SC feels you? Wow, he must have damn long arms!

Anonymous said...

That sucks through a straw. My family is the same way: if ever I put one foot out of place, my parents would yell and bleat and preach and complain and condemn... my brother, on the other hand, who isn't dumb by any stretch of the imagination (when he's not in orbit) can get expelled from Year 12, total three different cars, fuck his twelve year old girlfriend at the age of fourteen, etc etc - not in that order - all with a minimum of tears and whinging.

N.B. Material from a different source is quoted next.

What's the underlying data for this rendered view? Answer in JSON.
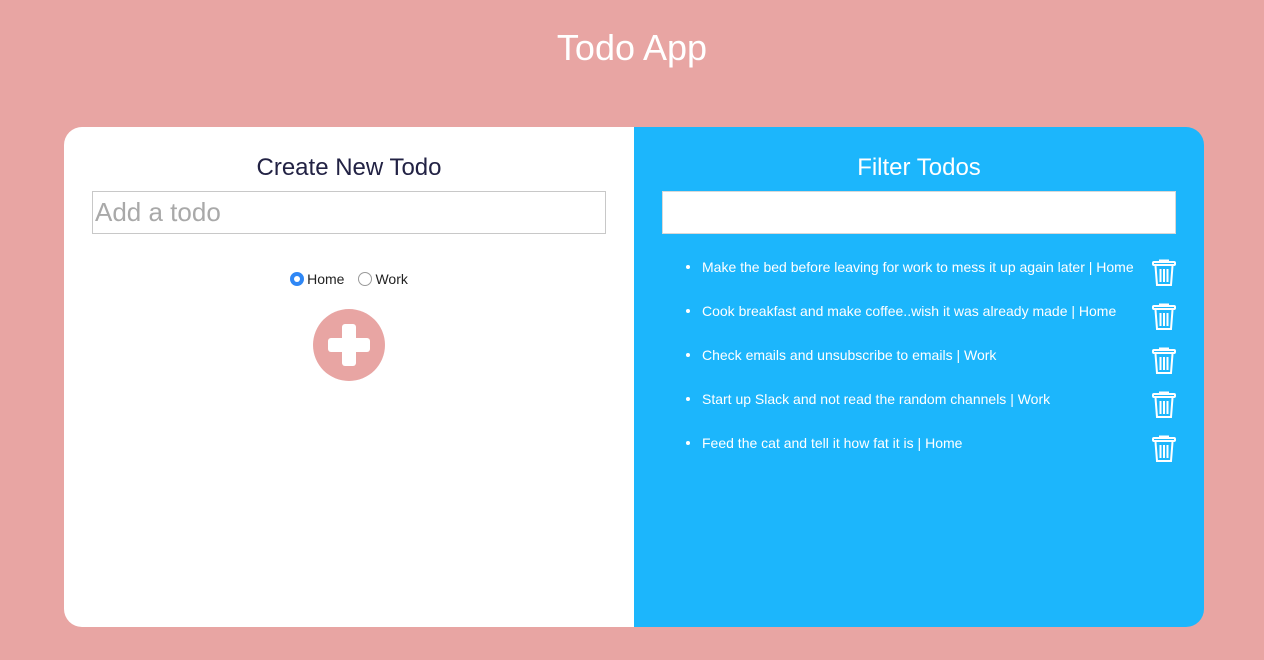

It still happens today... but years ago, I confronted them about this and was told something along the lines of "we can't expect as much from him as we can from you, that's why we're harder on you". Which I don't entirely get, but hey, I'm not a parent... and to be blunt, it's no longer a concern of mine. I just switch off when they all start squawking about it.

*hugs*

general_boy said...

My mum delivered breakfast in bed to my little sister well into her early twenties... just because she was "delicate" first thing in the morning. Before she'd even awoken I'd chopped 2 days worth of firewood, fed and watered 5 horses, made MY OWN breakfast and ridden my bike to work. But did I ever complain????

;)

Anonymous said...

Wow - I could have written this post, lol. My brother's almost 30 and still lives with my parents, who have adopted his son because he (the son) was taken away due to violence by his mom (who stabbed my brother during an argument one night).

For a long time, it bothered me. But I guess at some point, I finally just got over it. My brother has a part-time job now, and this is better than anything he's done in years; so, I'm just glad about that. I guess I used to really resent it... well, I know I did. But somehow, it doesn't seem to matter so much now.

I hope you can feel that way eventually. But I know it's tough b/c it's just so unfair.